Morphea is an inflammatory skin condition leading to hardened, discolored, and ultimately, scarred skin. It has several different presentations. Linear morphea commonly appears in children as a depressed or bound-down line on the forehead (Figure 1A) or extremity (Figure 1B). Exactly why morphea occurs is unknown; however, studies suggest it is caused by a combination of genetic and environmental factors. Our research aims to uncover the genetic causes of linear morphea. Where our study differs from prior studies is the focus on studying parts of the genome that do not code for proteins, but instead are involved in regulating when or how genes are active. It is only recently that we realized the importance and disease relevance of these “non-coding” portions and could feasibly study their effects. Our project will utilize the latest sequencing technologies to investigate genetic mutations in morphea that can lead to improved diagnosis and earlier treatment.

Status:

This study was funded as a 2018 PeDRA Pilot Grant and is currently underway.

Fecal Microbiome in Alopecia Areata

By

Principal Investigator:

Leslie Castelo-Soccio, MD, PhD – Children’s Hospital of Philadelphia

Overview:

Alopecia areata is an autoimmune disease that leads to hair loss. There is no approved therapy for this stigmatizing disease. Current off-label immune suppressive therapies can put children at short-term risk for infection and long-term risk for malignancy. In other similar autoimmune diseases, there has been increasing evidence that altering the bacteria of the gastrointestinal tract may mitigate disease. There is no specific data on the microbiome in individuals with alopecia areata. We propose to create a database of stool samples from children with and without alopecia areata. We will then analyze the genetics of the stool to classify the diversity and type of bacteria in the samples of children with alopecia and without alopecia. We expect to see differences between these populations. Longer term, we aim for this pilot to become the basis for novel interventional studies creating complementary therapeutics for pediatric alopecia areata.

Status:

This study was funded as a 2018 PeDRA Pilot Grant and is currently underway.
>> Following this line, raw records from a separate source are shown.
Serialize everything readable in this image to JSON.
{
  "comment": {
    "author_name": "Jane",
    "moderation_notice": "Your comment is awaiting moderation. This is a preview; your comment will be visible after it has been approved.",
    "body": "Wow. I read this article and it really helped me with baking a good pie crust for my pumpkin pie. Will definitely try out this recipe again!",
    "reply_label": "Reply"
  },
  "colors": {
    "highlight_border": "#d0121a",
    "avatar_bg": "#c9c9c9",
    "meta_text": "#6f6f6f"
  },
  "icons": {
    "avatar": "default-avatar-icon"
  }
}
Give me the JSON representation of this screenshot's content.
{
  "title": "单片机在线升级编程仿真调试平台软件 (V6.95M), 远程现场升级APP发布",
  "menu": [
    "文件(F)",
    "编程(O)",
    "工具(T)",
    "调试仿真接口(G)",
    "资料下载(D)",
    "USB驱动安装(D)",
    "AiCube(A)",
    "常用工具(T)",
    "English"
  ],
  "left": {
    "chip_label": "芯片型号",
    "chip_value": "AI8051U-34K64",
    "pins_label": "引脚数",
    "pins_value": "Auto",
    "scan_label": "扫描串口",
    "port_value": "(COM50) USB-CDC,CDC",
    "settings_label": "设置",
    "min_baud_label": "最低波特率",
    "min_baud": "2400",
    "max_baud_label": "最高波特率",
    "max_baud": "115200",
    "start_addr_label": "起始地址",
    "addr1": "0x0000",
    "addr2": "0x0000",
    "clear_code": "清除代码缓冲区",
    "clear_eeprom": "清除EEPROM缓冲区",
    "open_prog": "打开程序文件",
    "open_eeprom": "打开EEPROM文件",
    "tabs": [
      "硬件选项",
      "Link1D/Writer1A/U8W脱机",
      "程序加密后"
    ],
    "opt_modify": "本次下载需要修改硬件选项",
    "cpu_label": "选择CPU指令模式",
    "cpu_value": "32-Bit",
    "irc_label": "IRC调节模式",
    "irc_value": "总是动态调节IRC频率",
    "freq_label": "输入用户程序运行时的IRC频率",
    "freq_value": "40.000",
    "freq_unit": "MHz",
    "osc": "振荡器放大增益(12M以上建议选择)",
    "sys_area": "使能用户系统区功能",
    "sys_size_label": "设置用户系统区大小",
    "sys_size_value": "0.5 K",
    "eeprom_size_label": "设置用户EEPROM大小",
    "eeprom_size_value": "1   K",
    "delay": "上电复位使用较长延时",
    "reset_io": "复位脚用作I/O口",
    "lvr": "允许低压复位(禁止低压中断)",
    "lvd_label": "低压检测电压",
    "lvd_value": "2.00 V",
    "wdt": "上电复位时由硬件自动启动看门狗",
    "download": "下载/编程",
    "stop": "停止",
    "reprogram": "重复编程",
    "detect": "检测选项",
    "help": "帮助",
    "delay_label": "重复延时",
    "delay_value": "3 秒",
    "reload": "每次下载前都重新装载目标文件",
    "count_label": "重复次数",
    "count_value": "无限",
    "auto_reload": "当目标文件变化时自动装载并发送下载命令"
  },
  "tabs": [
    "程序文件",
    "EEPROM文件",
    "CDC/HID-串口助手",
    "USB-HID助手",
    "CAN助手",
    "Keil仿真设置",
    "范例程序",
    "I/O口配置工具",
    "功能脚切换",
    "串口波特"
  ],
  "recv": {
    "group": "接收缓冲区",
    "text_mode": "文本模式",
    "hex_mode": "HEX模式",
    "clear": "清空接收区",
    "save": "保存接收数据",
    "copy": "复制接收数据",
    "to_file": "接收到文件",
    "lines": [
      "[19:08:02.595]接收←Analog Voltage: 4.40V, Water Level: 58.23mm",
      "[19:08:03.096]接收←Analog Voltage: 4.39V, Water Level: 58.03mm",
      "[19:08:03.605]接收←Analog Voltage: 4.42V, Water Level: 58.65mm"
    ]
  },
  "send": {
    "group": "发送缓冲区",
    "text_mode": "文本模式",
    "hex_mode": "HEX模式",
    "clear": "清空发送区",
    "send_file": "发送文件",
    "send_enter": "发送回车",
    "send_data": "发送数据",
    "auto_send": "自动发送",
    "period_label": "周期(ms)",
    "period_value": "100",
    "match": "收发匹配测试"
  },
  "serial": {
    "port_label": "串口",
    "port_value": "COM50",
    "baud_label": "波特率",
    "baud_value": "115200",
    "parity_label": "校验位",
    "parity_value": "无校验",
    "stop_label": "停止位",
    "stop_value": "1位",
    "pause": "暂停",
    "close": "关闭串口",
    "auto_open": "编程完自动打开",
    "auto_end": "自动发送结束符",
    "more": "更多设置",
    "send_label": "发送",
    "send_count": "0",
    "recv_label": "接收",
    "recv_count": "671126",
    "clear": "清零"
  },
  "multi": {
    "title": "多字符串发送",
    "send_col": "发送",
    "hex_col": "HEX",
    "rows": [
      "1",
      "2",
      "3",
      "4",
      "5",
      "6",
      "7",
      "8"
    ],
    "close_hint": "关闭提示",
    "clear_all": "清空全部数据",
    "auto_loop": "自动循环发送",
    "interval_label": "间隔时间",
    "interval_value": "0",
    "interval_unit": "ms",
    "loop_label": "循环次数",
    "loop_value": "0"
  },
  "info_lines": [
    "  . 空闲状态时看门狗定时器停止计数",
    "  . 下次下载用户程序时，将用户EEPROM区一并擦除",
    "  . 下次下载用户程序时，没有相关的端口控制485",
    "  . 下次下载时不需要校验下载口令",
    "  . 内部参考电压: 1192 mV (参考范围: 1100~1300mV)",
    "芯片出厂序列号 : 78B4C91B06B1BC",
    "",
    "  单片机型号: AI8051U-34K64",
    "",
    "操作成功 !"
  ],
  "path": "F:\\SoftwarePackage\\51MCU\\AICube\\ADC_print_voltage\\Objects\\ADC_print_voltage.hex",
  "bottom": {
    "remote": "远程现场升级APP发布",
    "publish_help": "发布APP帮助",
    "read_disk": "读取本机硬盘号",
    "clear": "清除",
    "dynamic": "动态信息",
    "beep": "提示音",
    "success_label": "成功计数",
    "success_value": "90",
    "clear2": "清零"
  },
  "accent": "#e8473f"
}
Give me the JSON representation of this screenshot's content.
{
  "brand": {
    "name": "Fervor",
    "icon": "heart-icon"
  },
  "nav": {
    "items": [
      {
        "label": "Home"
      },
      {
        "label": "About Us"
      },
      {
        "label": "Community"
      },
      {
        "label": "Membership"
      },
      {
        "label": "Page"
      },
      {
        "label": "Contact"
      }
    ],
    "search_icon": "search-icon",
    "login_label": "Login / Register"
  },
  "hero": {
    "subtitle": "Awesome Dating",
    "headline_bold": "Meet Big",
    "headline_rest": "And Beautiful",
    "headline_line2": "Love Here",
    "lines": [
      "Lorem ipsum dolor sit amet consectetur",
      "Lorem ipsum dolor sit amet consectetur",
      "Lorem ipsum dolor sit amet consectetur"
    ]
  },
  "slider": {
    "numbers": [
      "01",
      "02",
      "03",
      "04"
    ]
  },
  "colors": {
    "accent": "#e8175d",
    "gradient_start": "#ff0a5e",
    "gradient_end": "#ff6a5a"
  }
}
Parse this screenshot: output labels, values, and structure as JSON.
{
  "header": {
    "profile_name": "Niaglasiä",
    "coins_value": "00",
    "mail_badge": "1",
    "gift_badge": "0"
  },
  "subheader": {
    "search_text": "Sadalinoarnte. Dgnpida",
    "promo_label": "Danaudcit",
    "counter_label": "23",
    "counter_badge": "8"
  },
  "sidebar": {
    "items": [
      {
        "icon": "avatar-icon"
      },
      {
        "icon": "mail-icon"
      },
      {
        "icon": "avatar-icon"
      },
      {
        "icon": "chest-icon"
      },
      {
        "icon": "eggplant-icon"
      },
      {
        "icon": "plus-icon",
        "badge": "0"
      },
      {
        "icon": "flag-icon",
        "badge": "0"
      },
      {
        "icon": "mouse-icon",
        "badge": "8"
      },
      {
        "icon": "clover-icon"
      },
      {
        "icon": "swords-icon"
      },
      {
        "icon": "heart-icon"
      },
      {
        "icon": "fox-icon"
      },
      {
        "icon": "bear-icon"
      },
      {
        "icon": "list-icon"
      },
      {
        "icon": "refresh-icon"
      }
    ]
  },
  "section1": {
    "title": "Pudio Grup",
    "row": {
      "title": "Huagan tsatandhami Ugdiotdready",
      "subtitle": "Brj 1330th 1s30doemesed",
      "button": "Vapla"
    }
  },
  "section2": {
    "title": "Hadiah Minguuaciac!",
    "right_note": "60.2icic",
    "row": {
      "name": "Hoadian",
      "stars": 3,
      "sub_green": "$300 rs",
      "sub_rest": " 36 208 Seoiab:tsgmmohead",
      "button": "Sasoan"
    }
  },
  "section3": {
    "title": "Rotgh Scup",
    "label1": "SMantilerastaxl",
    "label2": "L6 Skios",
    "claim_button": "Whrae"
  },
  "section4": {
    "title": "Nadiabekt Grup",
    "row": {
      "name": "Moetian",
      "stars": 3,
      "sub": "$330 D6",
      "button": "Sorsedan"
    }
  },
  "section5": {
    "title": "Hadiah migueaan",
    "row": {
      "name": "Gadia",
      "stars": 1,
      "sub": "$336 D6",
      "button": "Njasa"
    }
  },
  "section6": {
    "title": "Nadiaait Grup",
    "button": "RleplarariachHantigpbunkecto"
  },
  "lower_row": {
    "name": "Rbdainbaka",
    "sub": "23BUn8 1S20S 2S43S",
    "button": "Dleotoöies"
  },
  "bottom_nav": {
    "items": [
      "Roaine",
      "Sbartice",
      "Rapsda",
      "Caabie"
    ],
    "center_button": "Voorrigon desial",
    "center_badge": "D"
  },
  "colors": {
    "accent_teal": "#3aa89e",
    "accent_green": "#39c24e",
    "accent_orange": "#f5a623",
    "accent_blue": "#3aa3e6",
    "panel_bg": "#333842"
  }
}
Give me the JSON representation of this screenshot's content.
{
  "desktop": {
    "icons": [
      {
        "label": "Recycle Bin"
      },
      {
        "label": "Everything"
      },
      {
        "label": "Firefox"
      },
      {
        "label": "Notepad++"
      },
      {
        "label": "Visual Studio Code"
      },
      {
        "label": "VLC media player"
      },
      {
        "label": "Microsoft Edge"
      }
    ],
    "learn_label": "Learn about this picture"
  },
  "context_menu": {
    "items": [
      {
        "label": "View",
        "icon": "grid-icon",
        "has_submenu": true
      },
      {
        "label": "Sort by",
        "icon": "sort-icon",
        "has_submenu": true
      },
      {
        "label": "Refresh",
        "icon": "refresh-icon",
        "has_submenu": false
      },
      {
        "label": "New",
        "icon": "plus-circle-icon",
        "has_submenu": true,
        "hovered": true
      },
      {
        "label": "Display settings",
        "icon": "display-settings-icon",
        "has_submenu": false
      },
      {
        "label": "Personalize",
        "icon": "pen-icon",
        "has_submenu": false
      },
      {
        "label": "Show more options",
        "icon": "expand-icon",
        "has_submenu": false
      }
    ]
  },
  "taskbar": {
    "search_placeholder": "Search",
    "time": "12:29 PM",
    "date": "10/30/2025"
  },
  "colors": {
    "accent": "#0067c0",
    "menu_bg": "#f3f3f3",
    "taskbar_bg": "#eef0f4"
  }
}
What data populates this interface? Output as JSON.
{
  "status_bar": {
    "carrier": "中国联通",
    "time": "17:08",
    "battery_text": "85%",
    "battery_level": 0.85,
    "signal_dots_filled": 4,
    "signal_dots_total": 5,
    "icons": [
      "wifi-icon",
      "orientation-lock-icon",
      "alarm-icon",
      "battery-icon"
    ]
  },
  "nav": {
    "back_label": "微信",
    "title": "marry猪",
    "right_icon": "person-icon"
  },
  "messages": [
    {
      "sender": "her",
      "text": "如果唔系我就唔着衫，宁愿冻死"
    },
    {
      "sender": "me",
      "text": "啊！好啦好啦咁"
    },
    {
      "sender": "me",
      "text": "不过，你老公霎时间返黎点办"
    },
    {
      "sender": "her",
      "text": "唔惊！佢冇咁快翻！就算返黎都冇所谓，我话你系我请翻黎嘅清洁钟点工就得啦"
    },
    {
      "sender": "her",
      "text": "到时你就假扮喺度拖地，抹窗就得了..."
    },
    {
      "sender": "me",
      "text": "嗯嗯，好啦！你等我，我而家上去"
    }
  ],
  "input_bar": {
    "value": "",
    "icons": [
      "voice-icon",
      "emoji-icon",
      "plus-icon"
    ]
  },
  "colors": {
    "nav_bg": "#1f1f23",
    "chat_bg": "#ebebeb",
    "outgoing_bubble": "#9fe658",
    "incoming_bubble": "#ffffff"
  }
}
Systemic Treatment of Atopic Dermatitis

By

Principal Investigator:

Wynnis Tom, MD – UCSD

Overview:

This is a prospective, observational study of traditional systemic agents for severe, refractory atopic dermatitis in children. We are comparing the efficacy and safety of oral cyclosporine, azathioprine, mycophenolate mofetil, and methotrexate, guided by consensus-derived dosing and administration protocols.

Status:

Enrollment underway.

Sun Protection for Pediatric Rheumatology Patients

By

Principal Investigator:

Irene Lara-Corrales, MD – University of Toronto

Overview:

This is a survey study in collaboration with the Childhood Arthritis and Rheumatology Research Alliance (CARRA). Pediatric rheumatologists and pediatric rheumatology patients will be surveyed about the sun protection knowledge to identify practice gaps and target areas for education.

Status:

Survey instrument is in late stages of development and almost ready to be deployed.